Written by
Perplexity Team
Published on
How Computer is Reshaping Knowledge Work
This week, in collaboration with researchers at Harvard Business School, we published a new study looking at how people actually use Perplexity Computer in the real world. And how - in its first three months of existence - it is already changing the shape of knowledge work. Here is a short version of what we found, and why we think it’s worth paying attention to.
Why we did this research
Over the last few decades, computers have moved closer to our work. Each new interface, from the command line to the GUI to the touchscreen, took on more of the task and reduced the burden on the user.
As interfaces became simpler, so did our questions. But users still had to break requests into steps, enter them manually, and piece the results back together.
Perplexity Computer changes that. It orchestrates over 20 frontier models across files and tools, turning a request into teams of agents that understand the goal, divide the work, and act asynchronously. The user asks for the outcome, not the process.
We wanted to know what happens when people actually start working that way.
What we found
Users are asking for work, not answers.
Search provides answers. Computer executes them. On near-identical requests, Computer ran an average of 26 minutes of machine work compared to 33 seconds for Search - a 48x increase on the same task. Those minutes go into searching, editing, running code, and reaching into connected tools - Computer made about twelve times as many calls to external apps and connectors per session as Search. User effort is concentrated at both ends: setting the objective and reviewing the result. The middle is handled by the agents.
It is meaningfully faster, and cheaper.
Across 10,000 matched pairs of tasks - the same kind of request made on both Search and Computer - Computer cut estimated time by 87% and cost by 94%. A workflow that took 269 minutes dropped to 36.
The savings held across 18 domains: software, finance, marketing, healthcare, legal, education, and more. In user interviews, the median person reported their work going 25x faster. Some reported speedups over 300x.
The asks got bigger, and broader.
With execution handled, the barrier to pursuing ambitious projects drops. 23% of Computer requests were for things people had never asked Search to do - clustering in software, web development, documentation, and data visualization - tasks, not questions.

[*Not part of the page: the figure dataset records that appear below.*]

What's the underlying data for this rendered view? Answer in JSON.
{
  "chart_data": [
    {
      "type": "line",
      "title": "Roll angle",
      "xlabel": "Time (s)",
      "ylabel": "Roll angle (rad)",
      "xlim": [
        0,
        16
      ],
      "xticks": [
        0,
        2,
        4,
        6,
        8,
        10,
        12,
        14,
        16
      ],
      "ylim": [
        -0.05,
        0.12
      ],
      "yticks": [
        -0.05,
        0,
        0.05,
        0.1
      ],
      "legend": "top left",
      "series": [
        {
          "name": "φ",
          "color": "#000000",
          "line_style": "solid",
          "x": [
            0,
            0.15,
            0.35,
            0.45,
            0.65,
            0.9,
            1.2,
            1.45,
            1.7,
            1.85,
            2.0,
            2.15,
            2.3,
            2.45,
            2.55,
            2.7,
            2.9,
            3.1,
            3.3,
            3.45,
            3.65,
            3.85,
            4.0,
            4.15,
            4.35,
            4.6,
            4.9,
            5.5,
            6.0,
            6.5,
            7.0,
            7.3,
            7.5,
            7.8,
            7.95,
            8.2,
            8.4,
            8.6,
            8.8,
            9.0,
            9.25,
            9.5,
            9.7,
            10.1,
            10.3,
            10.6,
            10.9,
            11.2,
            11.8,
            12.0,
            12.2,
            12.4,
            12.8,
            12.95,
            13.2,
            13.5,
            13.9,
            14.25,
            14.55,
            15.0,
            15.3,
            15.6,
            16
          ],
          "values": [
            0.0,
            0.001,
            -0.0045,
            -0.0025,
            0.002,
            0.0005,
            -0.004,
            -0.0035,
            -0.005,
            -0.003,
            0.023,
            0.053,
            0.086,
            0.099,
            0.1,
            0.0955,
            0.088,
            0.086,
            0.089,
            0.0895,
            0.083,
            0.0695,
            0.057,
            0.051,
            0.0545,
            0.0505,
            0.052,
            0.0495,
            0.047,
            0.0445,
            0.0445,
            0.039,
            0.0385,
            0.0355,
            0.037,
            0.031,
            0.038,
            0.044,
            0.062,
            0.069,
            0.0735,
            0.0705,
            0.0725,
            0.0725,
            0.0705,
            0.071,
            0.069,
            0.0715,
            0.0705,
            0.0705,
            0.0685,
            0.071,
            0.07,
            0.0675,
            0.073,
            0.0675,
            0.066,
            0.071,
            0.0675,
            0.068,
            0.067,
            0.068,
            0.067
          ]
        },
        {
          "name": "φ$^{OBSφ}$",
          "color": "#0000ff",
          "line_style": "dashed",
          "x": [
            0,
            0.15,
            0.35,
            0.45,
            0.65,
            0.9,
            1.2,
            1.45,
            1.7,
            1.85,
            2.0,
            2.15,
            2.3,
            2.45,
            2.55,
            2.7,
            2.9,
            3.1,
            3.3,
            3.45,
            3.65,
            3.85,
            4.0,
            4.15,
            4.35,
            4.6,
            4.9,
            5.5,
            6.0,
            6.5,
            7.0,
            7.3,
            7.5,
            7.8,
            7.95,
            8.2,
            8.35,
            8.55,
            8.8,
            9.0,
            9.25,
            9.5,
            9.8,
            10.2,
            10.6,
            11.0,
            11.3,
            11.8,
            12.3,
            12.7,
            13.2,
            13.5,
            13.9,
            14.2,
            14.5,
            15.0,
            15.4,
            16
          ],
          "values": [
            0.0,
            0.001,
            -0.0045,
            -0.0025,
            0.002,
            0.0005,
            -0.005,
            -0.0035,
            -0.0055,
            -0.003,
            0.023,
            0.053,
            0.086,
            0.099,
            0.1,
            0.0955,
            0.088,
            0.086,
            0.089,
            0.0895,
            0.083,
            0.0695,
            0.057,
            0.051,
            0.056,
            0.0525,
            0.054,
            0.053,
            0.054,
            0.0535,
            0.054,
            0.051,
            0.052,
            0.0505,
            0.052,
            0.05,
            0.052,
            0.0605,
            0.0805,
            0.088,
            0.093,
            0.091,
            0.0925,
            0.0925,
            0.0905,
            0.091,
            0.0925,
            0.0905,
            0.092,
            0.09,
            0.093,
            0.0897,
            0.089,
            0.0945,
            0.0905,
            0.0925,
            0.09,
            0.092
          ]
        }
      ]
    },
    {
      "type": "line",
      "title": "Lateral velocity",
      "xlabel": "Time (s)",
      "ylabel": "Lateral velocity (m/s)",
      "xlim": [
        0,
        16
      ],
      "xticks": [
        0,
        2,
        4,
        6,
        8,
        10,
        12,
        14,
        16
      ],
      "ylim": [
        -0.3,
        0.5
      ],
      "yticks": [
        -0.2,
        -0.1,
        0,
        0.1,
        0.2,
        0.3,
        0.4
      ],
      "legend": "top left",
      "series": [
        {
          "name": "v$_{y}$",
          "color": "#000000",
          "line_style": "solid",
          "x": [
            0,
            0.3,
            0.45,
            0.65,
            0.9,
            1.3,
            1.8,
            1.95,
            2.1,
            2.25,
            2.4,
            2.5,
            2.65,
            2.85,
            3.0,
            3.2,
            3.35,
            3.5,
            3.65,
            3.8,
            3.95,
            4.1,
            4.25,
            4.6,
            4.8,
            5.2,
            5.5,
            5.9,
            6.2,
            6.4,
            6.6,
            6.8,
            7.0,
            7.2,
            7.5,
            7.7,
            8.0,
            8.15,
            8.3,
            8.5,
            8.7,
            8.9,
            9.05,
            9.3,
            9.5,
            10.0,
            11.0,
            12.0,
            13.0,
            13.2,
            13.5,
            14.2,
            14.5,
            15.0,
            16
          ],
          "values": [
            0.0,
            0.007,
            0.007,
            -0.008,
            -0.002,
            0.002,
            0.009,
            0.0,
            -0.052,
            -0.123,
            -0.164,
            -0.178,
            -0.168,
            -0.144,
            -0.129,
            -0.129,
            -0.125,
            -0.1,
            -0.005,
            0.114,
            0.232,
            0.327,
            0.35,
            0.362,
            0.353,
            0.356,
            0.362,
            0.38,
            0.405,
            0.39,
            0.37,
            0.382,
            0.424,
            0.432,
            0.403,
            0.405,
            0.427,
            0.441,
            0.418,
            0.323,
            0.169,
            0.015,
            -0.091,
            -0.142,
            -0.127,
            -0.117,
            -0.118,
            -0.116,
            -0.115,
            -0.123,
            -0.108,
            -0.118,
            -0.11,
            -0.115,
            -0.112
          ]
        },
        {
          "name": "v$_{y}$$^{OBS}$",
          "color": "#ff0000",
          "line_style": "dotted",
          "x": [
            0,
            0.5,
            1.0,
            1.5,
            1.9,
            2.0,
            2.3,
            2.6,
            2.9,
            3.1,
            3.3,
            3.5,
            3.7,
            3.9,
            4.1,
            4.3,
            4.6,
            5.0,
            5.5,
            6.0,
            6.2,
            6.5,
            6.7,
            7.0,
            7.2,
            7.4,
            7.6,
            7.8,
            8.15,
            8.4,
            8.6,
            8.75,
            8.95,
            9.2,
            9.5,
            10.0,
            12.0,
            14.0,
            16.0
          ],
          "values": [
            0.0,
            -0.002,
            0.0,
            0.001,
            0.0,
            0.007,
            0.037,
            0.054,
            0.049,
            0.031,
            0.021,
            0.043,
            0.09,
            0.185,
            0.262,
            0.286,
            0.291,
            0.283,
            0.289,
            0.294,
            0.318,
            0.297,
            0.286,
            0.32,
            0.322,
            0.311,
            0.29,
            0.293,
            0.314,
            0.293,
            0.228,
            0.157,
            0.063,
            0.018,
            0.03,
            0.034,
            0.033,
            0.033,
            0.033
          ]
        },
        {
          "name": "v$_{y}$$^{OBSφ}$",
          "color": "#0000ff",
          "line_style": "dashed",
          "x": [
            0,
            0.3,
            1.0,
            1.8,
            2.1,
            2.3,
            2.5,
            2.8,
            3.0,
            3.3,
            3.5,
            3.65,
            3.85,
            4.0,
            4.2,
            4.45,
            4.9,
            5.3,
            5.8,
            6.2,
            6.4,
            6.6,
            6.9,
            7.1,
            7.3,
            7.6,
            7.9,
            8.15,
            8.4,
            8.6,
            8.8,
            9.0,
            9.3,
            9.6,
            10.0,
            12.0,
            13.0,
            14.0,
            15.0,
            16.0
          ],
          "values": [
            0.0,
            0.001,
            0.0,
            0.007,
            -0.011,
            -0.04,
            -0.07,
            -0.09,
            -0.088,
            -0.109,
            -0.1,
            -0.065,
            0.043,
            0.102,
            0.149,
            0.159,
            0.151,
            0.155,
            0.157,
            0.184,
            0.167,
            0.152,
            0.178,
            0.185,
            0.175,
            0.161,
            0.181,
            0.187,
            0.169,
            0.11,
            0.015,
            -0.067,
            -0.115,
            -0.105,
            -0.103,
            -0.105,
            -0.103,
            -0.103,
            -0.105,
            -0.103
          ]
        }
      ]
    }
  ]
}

Half of all Computer requests asked Computer to produce something - twice the share on Search - and 76% required analysis, evaluation, or creation rather than lookup, versus 55% on search. 71% involved abstract, non-routine work, compared to 53% on Search. A typical Computer task spanned 2.4 areas of expertise, whereas Search drew on only 1.74, and was nearly three times as likely to need 3 or more domains.

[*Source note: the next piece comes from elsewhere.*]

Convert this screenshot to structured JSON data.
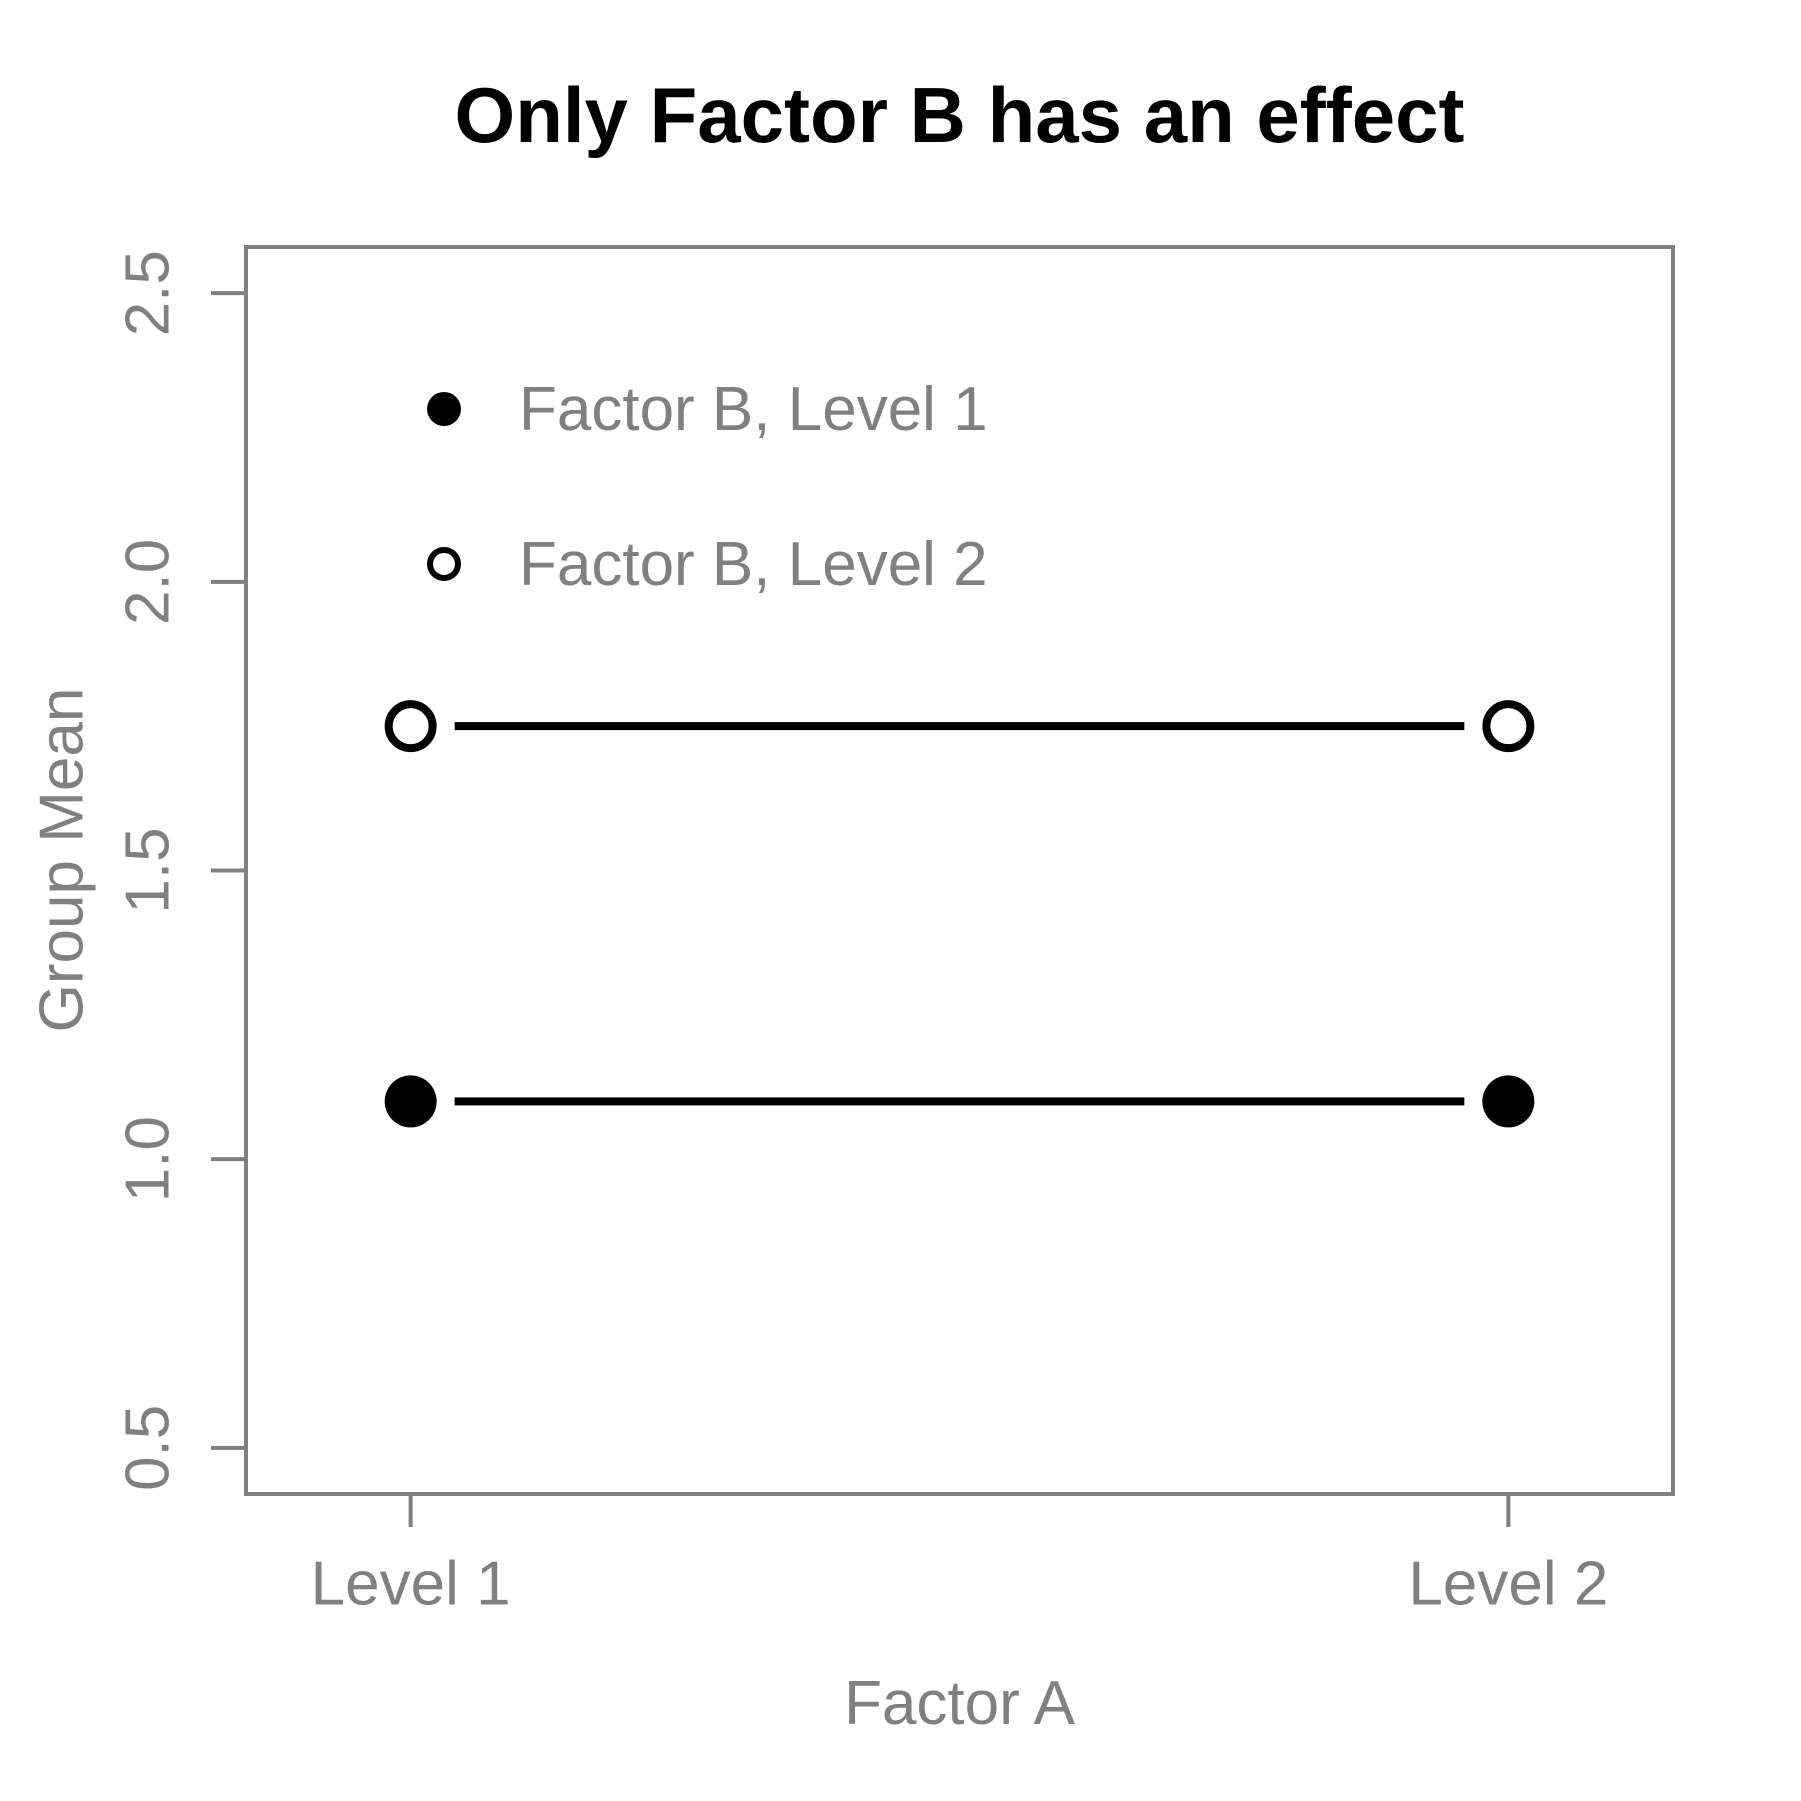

People also worked outside their own field. Across 8,000 users from eight occupation groups, people did work outside their primary occupation 59% of the time with Computer, versus 50% with Search.
Quality did not drop.
Taking on harder work across different domains did not lower quality. Multi-model orchestration lets Computer match each step to the model best suited to it, so a request that spans research, analysis, and design is handled by the correct model at each stage rather than one model for all of it. This routing allows the work to remain at the same quality bar even as the requests got more complex.
Why this is interesting
AI is fast. That part is expected.
The more interesting finding is what people chose to do with the time back. When execution gets cheap, the calculus changes. Work that wasn't worth doing before is suddenly worth doing. Work that used to require a specialist is something you can take a credible swing at yourself.
The bottleneck in knowledge work was rarely finding information; it was capacity to execute. Perplexity Computer takes on this capacity, and as a result, people are aiming higher. They move from operator to supervisor - spending less time running the workflow and more time setting the goal and checking the output.
What's next
We are still early. Computer is only three months old, people are getting accustomed to working with it, and the workflows and usage will undoubtedly adapt over time.
But this data already demonstrates individual-level shifts in behavior.
How it aggregates at the team and organization level is the open question, and the one we are most interested in next.